Objectives Immunity to citrullinated antigens is a hallmark of rheumatoid arthritis (RA). We set out to elucidate its biology by identifying and characterising citrullinated antigen-specific B cells in peripheral blood of patients with RA.

Methods Differentially labelled streptavidin and extravidin tetramers were conjugated to biotinylated CCP2 or control antigens and used in flow cytometry to identify citrullinated antigen-specific B cells in peripheral blood. Tetramer-positive and tetramer-negative B cells were isolated by fluorescence activated cell sorting (FACS) followed by in vitro culture and analysis of culture supernatants for the presence of antibodies against citrullinated protein antigens (ACPA) by ELISA. Cells were phenotypically characterised by flow cytometry.

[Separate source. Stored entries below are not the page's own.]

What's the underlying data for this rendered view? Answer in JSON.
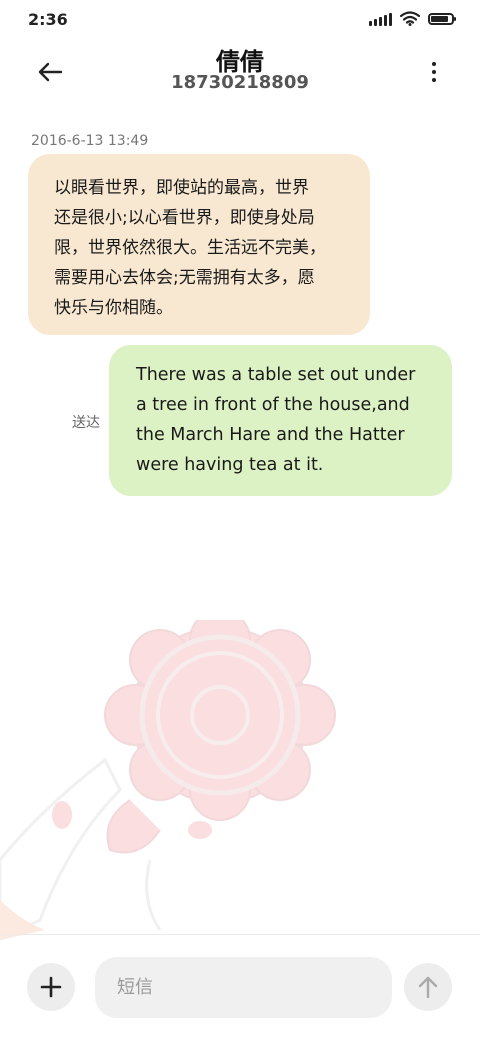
{
  "status_bar": {
    "time": "2:36",
    "battery_level": 0.85
  },
  "header": {
    "contact_name": "倩倩",
    "contact_number": "18730218809",
    "back_icon": "arrow-left-icon",
    "more_icon": "more-vertical-icon"
  },
  "conversation": {
    "timestamp": "2016-6-13 13:49",
    "messages": [
      {
        "direction": "incoming",
        "text": "以眼看世界，即使站的最高，世界\n还是很小;以心看世界，即使身处局\n限，世界依然很大。生活远不完美，\n需要用心去体会;无需拥有太多，愿\n快乐与你相随。",
        "color": "#f8e8d2"
      },
      {
        "direction": "outgoing",
        "text": "There was a table set out under\na tree in front of the house,and\nthe March Hare and the Hatter\nwere having tea at it.",
        "status": "送达",
        "color": "#dcf1c4"
      }
    ]
  },
  "composer": {
    "placeholder": "短信",
    "value": "",
    "add_icon": "plus-icon",
    "send_icon": "arrow-up-icon"
  },
  "background": {
    "art": "mooncake-illustration"
  }
}
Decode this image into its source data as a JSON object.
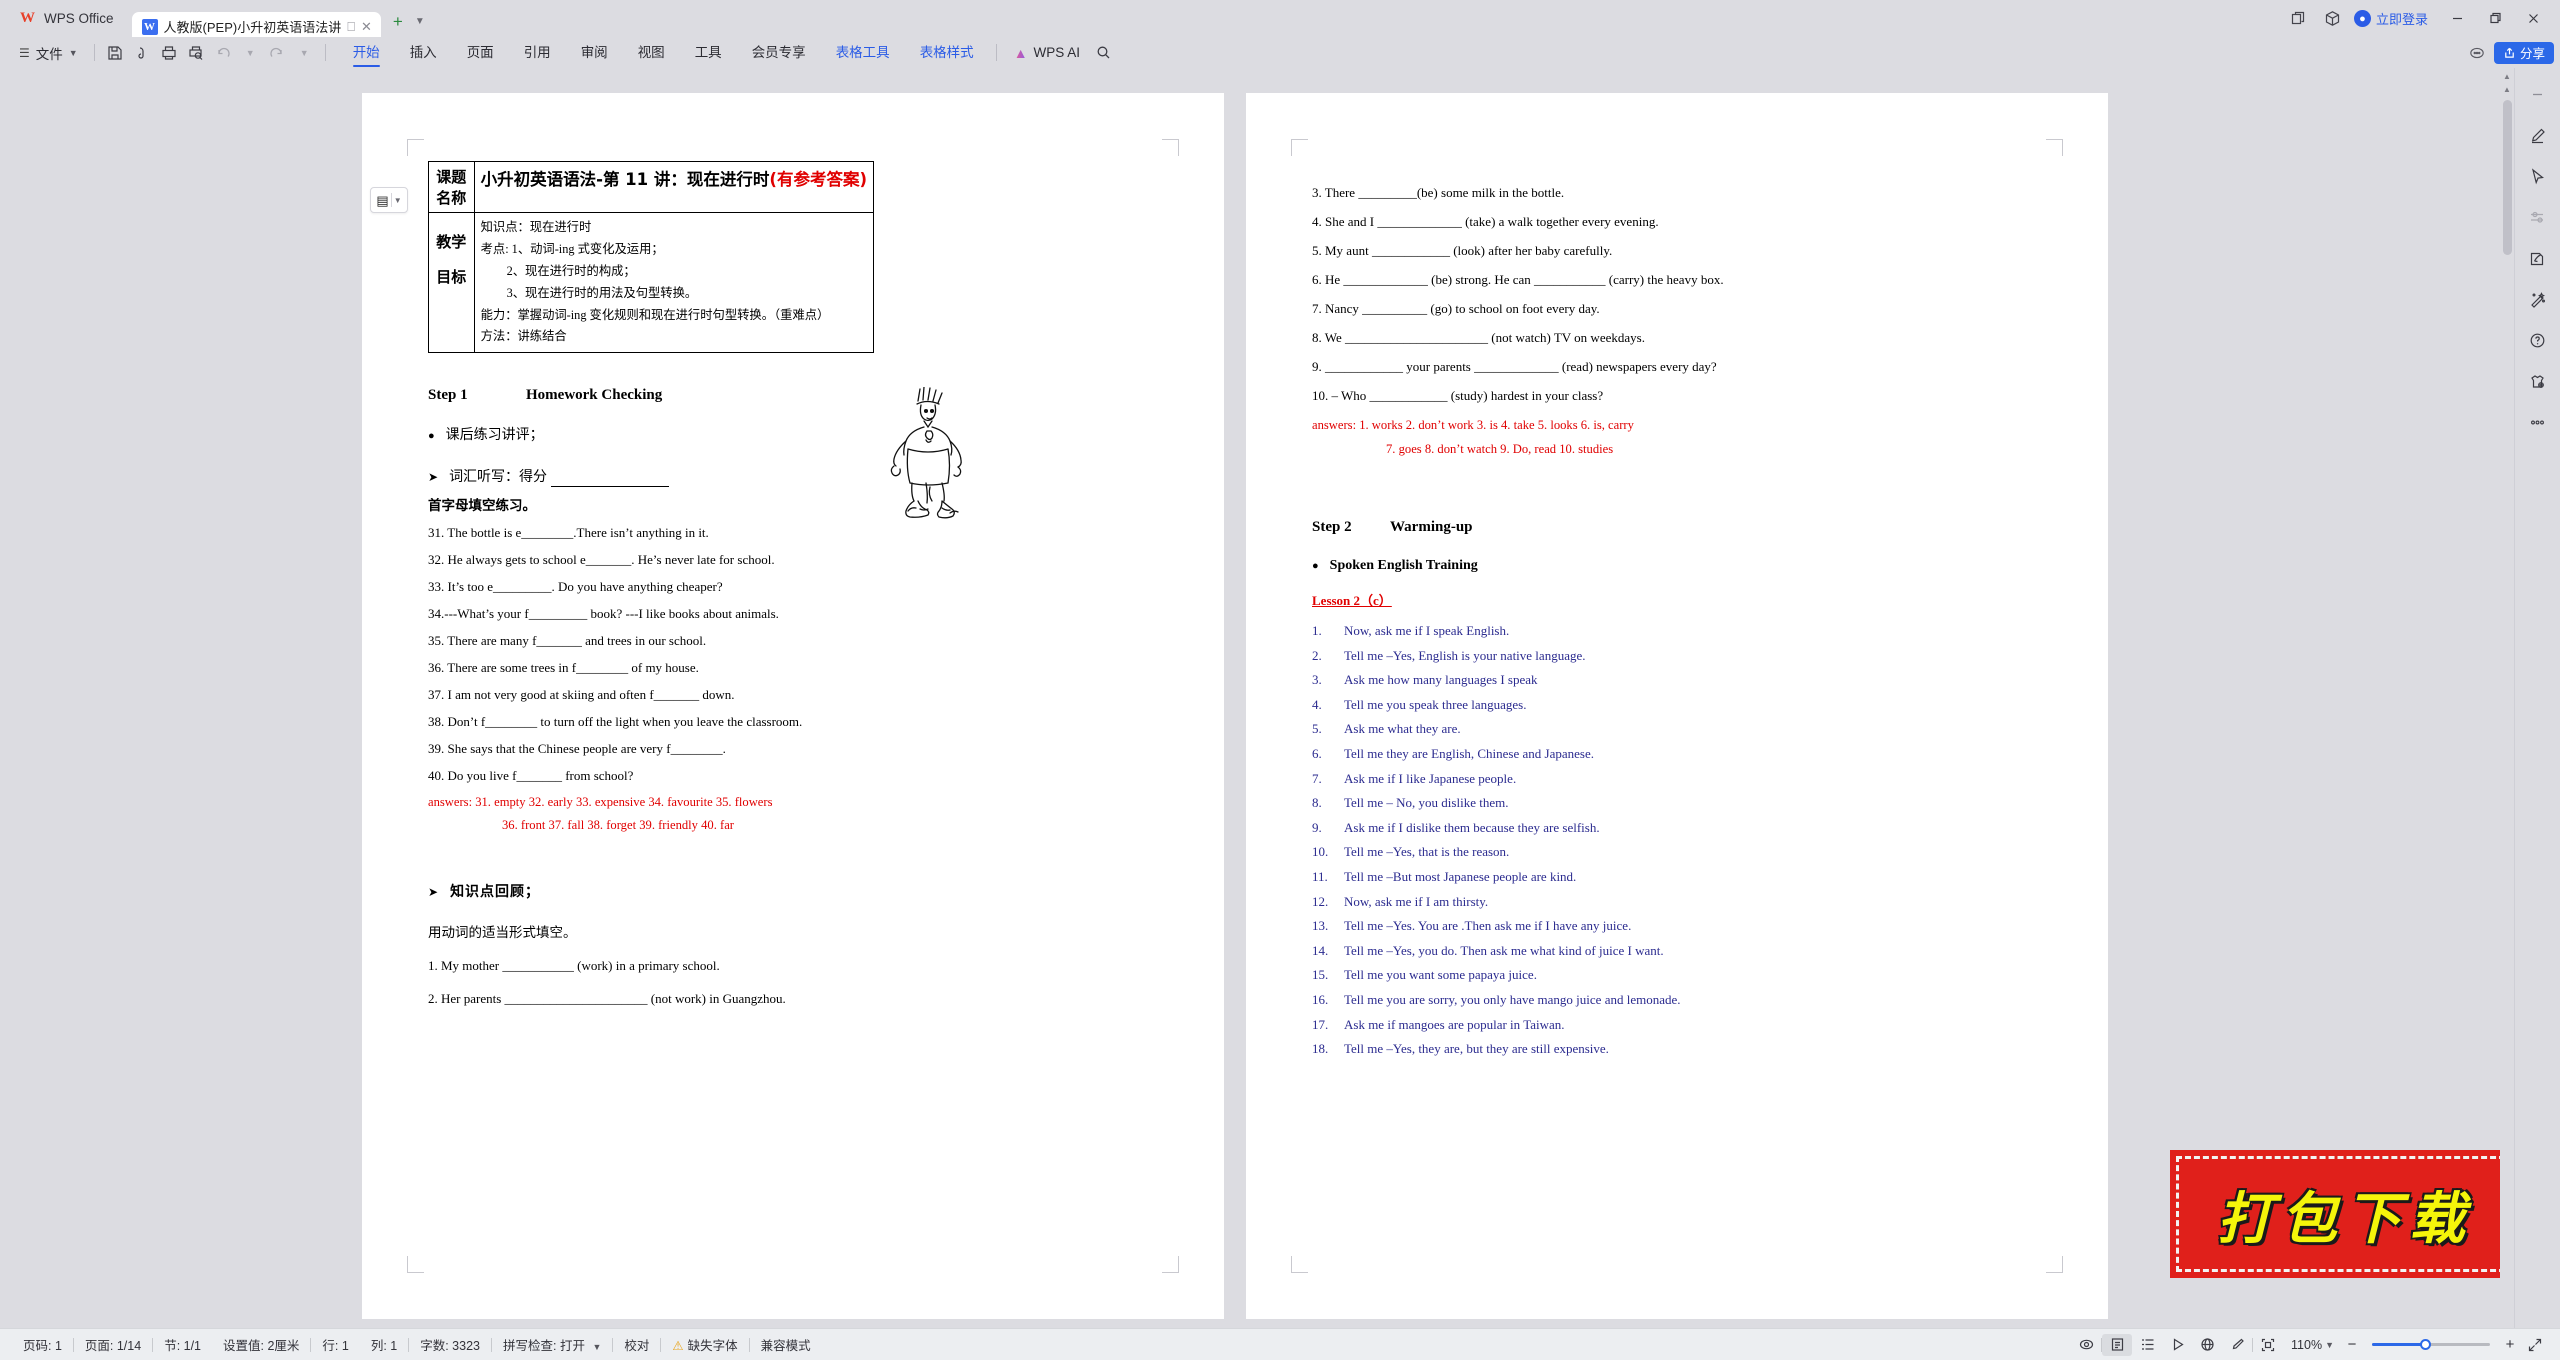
{
  "app": {
    "name": "WPS Office",
    "tab_title": "人教版(PEP)小升初英语语法讲",
    "login_label": "立即登录",
    "share_label": "分享"
  },
  "ribbon": {
    "file_menu": "文件",
    "tabs": [
      {
        "label": "开始",
        "active": true
      },
      {
        "label": "插入",
        "active": false
      },
      {
        "label": "页面",
        "active": false
      },
      {
        "label": "引用",
        "active": false
      },
      {
        "label": "审阅",
        "active": false
      },
      {
        "label": "视图",
        "active": false
      },
      {
        "label": "工具",
        "active": false
      },
      {
        "label": "会员专享",
        "active": false
      },
      {
        "label": "表格工具",
        "active": false,
        "blue": true
      },
      {
        "label": "表格样式",
        "active": false,
        "blue": true
      }
    ],
    "ai_label": "WPS AI"
  },
  "document": {
    "topic_table": {
      "row1_label": "课题名称",
      "row1_title_black": "小升初英语语法-第 11 讲：现在进行时",
      "row1_title_red": "(有参考答案)",
      "row2_label_line1": "教学",
      "row2_label_line2": "目标",
      "goals": [
        "知识点：现在进行时",
        "考点: 1、动词-ing 式变化及运用；",
        "2、现在进行时的构成；",
        "3、现在进行时的用法及句型转换。",
        "能力：掌握动词-ing 变化规则和现在进行时句型转换。（重难点）",
        "方法：讲练结合"
      ]
    },
    "step1": {
      "step_label": "Step 1",
      "step_title": "Homework Checking",
      "bullet_cn": "课后练习讲评；",
      "arrow_cn": "词汇听写：得分",
      "sub_heading": "首字母填空练习。",
      "questions": [
        "31. The bottle is e________.There isn’t anything in it.",
        "32. He always gets to school e_______. He’s never late for school.",
        "33. It’s too e_________. Do you have anything cheaper?",
        "34.---What’s your f_________ book?    ---I like books about animals.",
        "35. There are many f_______ and trees in our school.",
        "36. There are some trees in f________ of my house.",
        "37. I am not very good at skiing and often f_______ down.",
        "38. Don’t f________ to turn off the light when you leave the classroom.",
        "39. She says that the Chinese people are very f________.",
        "40. Do you live f_______ from school?"
      ],
      "answers_line1": "answers: 31. empty    32. early    33. expensive    34. favourite    35. flowers",
      "answers_line2": "36. front    37. fall    38. forget    39. friendly    40. far",
      "review_heading": "知识点回顾；",
      "fill_instruction": "用动词的适当形式填空。",
      "fill_questions_left": [
        "1. My mother ___________ (work) in a primary school.",
        "2. Her parents ______________________ (not work) in Guangzhou."
      ]
    },
    "page2": {
      "fill_questions_right": [
        "3. There _________(be) some milk in the bottle.",
        "4. She and I _____________ (take) a walk together every evening.",
        "5. My aunt ____________ (look) after her baby carefully.",
        "6. He _____________ (be) strong. He can ___________ (carry) the heavy box.",
        "7. Nancy __________ (go) to school on foot every day.",
        "8. We ______________________ (not watch) TV on weekdays.",
        "9. ____________ your parents _____________ (read) newspapers every day?",
        "10. – Who ____________ (study) hardest in your class?"
      ],
      "answers_line1": "answers: 1. works    2. don’t work    3. is    4. take    5. looks    6. is, carry",
      "answers_line2": "7. goes    8. don’t watch    9. Do, read    10. studies",
      "step_label": "Step 2",
      "step_title": "Warming-up",
      "bullet_heading": "Spoken English Training",
      "lesson_label": "Lesson 2（c）",
      "dialogue": [
        "Now, ask me if I speak English.",
        "Tell me –Yes, English is your native language.",
        "Ask me how many languages I speak",
        "Tell me you speak three languages.",
        "Ask me what they are.",
        "Tell me they are English, Chinese and Japanese.",
        "Ask me if I like Japanese people.",
        "Tell me – No, you dislike them.",
        "Ask me if I dislike them because they are selfish.",
        "Tell me –Yes, that is the reason.",
        "Tell me –But most Japanese people are kind.",
        "Now, ask me if I am thirsty.",
        "Tell me –Yes. You are .Then ask me if I have any juice.",
        "Tell me –Yes, you do. Then ask me what kind of juice I want.",
        "Tell me you want some papaya juice.",
        "Tell me you are sorry, you only have mango juice and lemonade.",
        "Ask me if mangoes are popular in Taiwan.",
        "Tell me –Yes, they are, but they are still expensive."
      ]
    }
  },
  "statusbar": {
    "items": [
      "页码: 1",
      "页面: 1/14",
      "节: 1/1",
      "设置值: 2厘米",
      "行: 1",
      "列: 1",
      "字数: 3323",
      "拼写检查: 打开",
      "校对",
      "缺失字体",
      "兼容模式"
    ],
    "zoom": "110%"
  },
  "watermark": {
    "text": "打包下载"
  },
  "colors": {
    "accent": "#2b68e8",
    "answer_red": "#e00000",
    "dialogue_blue": "#2b2b8f",
    "watermark_red": "#e0201b",
    "watermark_yellow": "#f5f50a"
  }
}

Results By combining differentially labelled CCP2 tetramers, we successfully separated citrullinated antigen-specific B cells from non-specific background signals. Isolated tetramer-positive B cells, but not tetramer-negative cells, produced large amounts of ACPA upon in vitro stimulation. Phenotypic analyses revealed that citrullinated antigen-specific B cells displayed markers of class-switched memory B cells and plasmablasts, whereas only few cells displayed a naïve phenotype. The frequency of tetramer-positive cells was high (up to 1/500 memory B cells with a median of 1/12 500 total B cells) and correlated with ACPA serum titres and spontaneous ACPA production in culture.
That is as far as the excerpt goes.